Actually, it’s not half-bad, because Home of the Brave at the Merrimack Repertory Theatre is much, much more entertaining and much, much less gut-churning than the 2016 race. It may be a half-baked political comedy, but it is a really fun half-baked political comedy.
This new play opens on Christmas eve, perhaps to time it well with the Iowa caucuses in four years or perhaps to position it well for theaters desperate for secular Christmas stage fare (Christmas is not a major plot point, but what the hell, right?). Senator Bernadette Spence (Karen MacDonald) is bemoaning the defeat of a major bill when a dashing British stranger, Adrian (John Gregario) shows up unannounced at her office. Within a few minutes, he’s convinced her to run for president, and now she has to convince her family it’s the right thing to do.

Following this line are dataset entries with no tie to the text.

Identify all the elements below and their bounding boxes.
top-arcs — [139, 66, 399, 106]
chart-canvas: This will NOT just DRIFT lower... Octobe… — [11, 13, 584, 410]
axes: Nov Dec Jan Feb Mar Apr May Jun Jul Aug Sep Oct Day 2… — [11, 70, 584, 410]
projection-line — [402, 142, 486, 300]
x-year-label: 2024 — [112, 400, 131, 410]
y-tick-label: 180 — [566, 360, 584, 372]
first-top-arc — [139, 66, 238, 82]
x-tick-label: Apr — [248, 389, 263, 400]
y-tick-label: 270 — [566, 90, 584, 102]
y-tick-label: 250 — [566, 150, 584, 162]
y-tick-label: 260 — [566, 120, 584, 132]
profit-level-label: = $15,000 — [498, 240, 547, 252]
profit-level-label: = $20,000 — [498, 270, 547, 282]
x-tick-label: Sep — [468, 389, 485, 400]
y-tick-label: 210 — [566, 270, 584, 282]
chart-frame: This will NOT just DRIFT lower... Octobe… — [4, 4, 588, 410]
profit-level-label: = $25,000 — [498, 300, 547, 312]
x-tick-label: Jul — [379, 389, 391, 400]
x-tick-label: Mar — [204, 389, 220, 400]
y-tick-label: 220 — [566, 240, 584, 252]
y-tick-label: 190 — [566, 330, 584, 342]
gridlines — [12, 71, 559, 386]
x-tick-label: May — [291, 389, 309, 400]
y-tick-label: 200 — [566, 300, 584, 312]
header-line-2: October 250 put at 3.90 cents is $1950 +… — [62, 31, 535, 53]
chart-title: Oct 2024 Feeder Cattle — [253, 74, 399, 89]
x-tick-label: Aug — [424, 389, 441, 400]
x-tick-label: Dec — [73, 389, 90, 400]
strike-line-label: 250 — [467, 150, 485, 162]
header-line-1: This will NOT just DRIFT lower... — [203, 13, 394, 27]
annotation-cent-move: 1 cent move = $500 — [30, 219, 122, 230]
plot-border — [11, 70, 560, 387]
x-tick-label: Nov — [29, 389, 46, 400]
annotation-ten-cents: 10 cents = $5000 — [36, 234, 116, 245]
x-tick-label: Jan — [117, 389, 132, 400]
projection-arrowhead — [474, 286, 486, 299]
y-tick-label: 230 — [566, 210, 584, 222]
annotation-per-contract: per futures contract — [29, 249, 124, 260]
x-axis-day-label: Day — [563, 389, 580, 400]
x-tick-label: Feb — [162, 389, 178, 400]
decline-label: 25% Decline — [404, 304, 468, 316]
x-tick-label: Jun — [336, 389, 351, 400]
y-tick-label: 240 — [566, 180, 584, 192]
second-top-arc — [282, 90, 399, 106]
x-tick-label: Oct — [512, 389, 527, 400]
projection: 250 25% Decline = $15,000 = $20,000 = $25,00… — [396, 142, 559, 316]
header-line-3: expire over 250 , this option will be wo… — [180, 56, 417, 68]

Bernadette has her work cut out for her, as her daughter, Marianne (Veronika Duerr) has brought home a pretentious “friend” from college, Val (Jordan Brodess), and is disdainful of worldly pursuits. Meanwhile, the senator’s long-neglected husband, Owen (Joel Van Liew), wants the green light to take a new job as head of surgery. Will Bernadette get her family on board? What is Adrian up to, for reals? Who announces their presidency on Christmas?
Really, this script still needs some work, as there are many loose threads. The one that bothers me the most is a constitutional question that I could discuss, but then I would be guilty of sharing a spoiler. But it’s on the right track, and director Sean Daniels wrings a lot of enjoyment out of this script by allowing his cast to joyfully vamp up the characters to 11. It also helps that Daniels allows himself to employ an ample amount of sleight-of-hand blocking for the play, which both keeps the audience’s attention and lets us know that they know this play is silly, too.
If only we could laugh so heartily about this election cycle.